# Spsp 9/14



## Grilled Sardine (Apr 22, 2008)

Hit up spsp with Stupidjet this afternoon...fished from 1 to around 5. Caught some nice stripers. Biggest was around 26" caught by stupid jet. Some around 18" and some around 22". Awesome day kayaking...bay was like a pond with no wind. After we caught our limit on stripers we tried for some blues but no luck. We also caught some monster spot, 8-12". Sorry no pics...waiting for waterproof camera.


----------



## EDMboarder (Mar 18, 2005)

Saw you guys out there, made me wish i had brought my yak with me.


----------



## RuddeDogg (Mar 20, 2004)

Great work. Congrats.


----------



## stonemason (Aug 4, 2006)

EDMboarder said:


> Saw you guys out there, made me wish i had brought my yak with me.


were you fishing from the beach?


----------



## EDMboarder (Mar 18, 2005)

Yea was fishing on the beach. Catching some blues and some cownose rays.


----------



## NTKG (Aug 16, 2003)

EDMboarder said:


> Yea was fishing on the beach. Catching some blues and some cownose rays.


dude why you fishin spsp? come down and catch some drum little one.


----------



## Jesse Lockowitz (Feb 13, 2006)

NTKG said:


> dude why you fishin spsp? come down and catch some drum little one.

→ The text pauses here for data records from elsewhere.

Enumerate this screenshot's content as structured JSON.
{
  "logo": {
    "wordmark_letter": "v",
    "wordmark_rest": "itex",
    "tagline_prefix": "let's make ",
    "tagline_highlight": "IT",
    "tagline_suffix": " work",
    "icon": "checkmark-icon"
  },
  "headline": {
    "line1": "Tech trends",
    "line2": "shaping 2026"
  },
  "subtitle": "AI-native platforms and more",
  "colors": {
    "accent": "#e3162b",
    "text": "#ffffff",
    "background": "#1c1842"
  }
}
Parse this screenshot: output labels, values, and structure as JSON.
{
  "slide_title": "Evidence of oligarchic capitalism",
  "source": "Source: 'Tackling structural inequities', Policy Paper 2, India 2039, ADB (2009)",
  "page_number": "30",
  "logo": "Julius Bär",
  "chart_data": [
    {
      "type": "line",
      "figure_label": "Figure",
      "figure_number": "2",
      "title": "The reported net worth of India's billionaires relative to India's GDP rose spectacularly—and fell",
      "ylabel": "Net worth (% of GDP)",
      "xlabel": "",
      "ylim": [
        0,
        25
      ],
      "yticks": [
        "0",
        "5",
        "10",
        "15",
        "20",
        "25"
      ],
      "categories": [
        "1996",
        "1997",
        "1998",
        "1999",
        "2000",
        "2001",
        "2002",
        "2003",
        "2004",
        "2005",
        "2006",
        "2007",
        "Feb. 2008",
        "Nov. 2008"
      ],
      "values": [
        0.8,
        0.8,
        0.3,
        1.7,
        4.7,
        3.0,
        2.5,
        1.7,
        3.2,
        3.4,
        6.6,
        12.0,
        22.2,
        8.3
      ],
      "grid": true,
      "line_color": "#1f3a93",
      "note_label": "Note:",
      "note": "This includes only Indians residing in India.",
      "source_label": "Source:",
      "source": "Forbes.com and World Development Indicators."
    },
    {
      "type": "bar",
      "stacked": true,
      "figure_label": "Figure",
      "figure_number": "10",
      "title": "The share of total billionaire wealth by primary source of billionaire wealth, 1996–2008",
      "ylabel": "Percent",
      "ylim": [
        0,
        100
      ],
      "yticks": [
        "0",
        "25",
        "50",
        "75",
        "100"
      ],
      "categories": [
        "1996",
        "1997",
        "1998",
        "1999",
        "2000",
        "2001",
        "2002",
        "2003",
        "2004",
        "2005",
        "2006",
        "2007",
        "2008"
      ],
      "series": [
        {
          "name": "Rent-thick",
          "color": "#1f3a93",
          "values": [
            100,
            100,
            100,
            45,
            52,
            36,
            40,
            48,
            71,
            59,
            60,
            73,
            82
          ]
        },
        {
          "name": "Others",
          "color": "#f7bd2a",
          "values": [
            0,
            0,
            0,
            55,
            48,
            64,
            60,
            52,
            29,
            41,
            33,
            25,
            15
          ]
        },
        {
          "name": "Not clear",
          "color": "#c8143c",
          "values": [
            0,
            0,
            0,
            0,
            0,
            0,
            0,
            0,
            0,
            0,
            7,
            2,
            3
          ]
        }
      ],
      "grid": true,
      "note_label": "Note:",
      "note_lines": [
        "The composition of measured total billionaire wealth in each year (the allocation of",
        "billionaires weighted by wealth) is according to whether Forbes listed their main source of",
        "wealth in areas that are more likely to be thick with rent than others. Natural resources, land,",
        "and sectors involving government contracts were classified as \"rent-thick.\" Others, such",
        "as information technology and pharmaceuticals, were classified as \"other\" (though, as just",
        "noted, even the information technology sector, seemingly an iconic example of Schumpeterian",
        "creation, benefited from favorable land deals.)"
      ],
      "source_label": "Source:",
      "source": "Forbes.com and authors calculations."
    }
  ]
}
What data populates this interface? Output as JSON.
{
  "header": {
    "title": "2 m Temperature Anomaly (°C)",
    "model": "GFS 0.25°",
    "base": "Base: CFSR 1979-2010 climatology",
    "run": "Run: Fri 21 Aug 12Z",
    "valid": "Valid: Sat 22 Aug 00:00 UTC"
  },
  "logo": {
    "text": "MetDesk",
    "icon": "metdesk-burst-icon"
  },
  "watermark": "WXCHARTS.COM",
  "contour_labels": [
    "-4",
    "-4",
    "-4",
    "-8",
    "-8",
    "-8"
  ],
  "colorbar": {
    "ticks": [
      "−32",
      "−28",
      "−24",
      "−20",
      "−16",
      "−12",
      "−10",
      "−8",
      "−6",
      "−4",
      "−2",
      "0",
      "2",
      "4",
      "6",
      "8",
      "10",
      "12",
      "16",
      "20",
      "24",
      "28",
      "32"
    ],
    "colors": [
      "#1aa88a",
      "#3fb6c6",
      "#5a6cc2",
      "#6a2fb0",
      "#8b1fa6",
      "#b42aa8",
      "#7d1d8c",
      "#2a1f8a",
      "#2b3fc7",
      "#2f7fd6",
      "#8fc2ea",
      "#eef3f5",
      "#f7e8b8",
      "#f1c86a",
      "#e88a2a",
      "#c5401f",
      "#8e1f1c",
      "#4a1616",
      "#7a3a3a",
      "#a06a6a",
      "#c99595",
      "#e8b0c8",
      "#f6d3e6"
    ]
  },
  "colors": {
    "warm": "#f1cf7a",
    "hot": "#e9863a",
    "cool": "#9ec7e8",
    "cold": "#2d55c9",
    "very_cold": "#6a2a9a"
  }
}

people that live in BFE, MD, dont know what drum look like 



Jesse


----------



## EDMboarder (Mar 18, 2005)

NTKG said:


> dude why you fishin spsp? come down and catch some drum little one.



Was only catching my drum bait there. Drum are this week:fishing:


----------



## Jesse Lockowitz (Feb 13, 2006)

EDMboarder said:


> Was only catching my drum bait there. Drum are this week:fishing:


bait is *C R U C I A L*


----------